Modi walks the extra mile to mend fences with Congress; invokes Nehru, past prime ministers
An hour before Narendra Modi was to receive Congress president Sonia Gandhi and former prime minister Manmohan Singh at his residence 7 Race Course Road, he elegantly laid out the table for tea and a “conciliatory” discussion on the all important economic reform Bill GST.
An hour before Narendra Modi was to receive Congress president Sonia Gandhi and former prime minister Manmohan Singh at his residence 7 Race Course Road, he elegantly laid out the table for tea and a “conciliatory” discussion on the all important economic reform Bill GST through his concluding remarks at the two-day long debate in Parliament on Constitution Day to commemorate 125th birth anniversary of BR Ambedkar.
For long Modi has been accused of speaking like a campaigner for the BJP and not like a statesman or like the prime minister of the country. So when he rose to speak in Lok Sabha at 5 pm the air was thick with expectations. Modi proved his political rivals and critics wrong and spoke like the leader of the country.
The content of his speech, his overall tone and tenor was more on the lines of one had made on day one of his entry in Indian Parliament. He did make his political points when he referred to the emergence of Jaiprakash Narayan as Loknayak in 1975 during Emergency on the issues of corruption and political authoritarianism and the matter of Congress’s Giridhar Gamang voting against Atal Bihari Vajpayee in a confidence vote in 1997, but he narrated these in a much broader perspective.
He also addressed two other accusations against him – first, he ignores the Congress’s legacy and that of Pandit Jawaharlal Nehru in particular, and second, he is authoritarian in his approach. He recalled Nehru’s political maturity while narrating an instance of a debate between him and socialist leader Ram Manohar Lohia in Parliament. Earlier, he had referred to Nehru’s contribution, albeit without naming him, while talking about foresightedness and maturity of framers of the Indian Constitution and of the then government.
“I have said this before and will say it now that this country would not have advanced without contribution of all prime ministers, of all governments of the past and of all shades of people. I accept their contributions with gratitude. Yes there are expectations and when those expectations are not met complaints are made but that’s the beauty of democracy,” he said.
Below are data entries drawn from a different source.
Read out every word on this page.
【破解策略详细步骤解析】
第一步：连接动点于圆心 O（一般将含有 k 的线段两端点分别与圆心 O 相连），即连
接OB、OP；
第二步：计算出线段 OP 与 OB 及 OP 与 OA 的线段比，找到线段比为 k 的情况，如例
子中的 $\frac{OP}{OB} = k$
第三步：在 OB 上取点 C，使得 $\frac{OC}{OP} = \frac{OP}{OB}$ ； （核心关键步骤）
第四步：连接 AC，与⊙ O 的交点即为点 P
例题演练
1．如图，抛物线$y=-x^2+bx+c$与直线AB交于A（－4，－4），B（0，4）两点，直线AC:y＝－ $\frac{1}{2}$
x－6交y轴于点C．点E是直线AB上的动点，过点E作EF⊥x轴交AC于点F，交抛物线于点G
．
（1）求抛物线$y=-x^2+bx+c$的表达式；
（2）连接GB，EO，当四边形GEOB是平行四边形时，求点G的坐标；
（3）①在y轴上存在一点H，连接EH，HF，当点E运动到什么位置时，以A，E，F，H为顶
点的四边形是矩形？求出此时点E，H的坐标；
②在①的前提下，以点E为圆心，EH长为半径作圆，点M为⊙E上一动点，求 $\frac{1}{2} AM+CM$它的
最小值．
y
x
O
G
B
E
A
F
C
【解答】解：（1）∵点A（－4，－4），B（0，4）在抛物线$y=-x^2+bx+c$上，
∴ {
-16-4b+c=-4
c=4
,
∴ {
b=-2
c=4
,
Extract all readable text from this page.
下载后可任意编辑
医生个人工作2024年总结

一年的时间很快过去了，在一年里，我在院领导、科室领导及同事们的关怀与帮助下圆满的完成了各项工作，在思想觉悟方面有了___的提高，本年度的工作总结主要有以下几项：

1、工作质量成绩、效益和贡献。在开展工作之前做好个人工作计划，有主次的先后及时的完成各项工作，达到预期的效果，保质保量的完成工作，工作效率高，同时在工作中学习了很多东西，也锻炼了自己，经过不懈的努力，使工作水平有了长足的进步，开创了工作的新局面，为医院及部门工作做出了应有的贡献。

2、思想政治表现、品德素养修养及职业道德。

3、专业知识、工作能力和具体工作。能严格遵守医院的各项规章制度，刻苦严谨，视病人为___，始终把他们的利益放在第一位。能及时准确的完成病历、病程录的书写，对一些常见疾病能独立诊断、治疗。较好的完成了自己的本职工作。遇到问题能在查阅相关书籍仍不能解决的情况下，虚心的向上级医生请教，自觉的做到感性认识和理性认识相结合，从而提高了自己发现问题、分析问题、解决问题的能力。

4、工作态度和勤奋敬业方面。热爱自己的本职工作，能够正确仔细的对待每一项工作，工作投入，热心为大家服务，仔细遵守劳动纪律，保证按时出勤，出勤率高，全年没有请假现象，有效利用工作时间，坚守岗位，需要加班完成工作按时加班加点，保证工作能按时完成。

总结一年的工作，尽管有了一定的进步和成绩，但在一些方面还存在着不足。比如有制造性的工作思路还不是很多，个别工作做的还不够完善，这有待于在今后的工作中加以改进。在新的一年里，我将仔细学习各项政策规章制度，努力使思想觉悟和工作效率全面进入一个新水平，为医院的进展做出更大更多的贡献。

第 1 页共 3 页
He struck a very conciliatory note, even referring to Sonia as Madam Sonia Gandhi ji, and repeating the quote of Ambedkar as the Congress president had said a day ago. “The democracy gets strength only when there is consensus and conciliation. It is only when all such things fail the issue of majority and minority should come in. Just because this side is in majority it can’t thrust its will on the other side,” he said.
Modi dwelt at length on the virtues of Ambedkar and underlined why he must be looked at with great reverence: he didn't let the neglect and deprivation he faced as a Dalit reflect when he was drafting Constitution. If his intention was to appropriate the Ambedkar’s legacy for the BJP and address to the Dalit constituency, it was thinly veiled.
That political part apart, Modi in his over an hour-long speech created a perfect ambience for a virtual summit meeting with Sonia Gandhi and Manmohan Singh. The later were after all making their first visit to 7 RCR. Modi stood at the door to give them a warm welcome. This could mark the beginning of the change in the equations between the government and the main opposition party.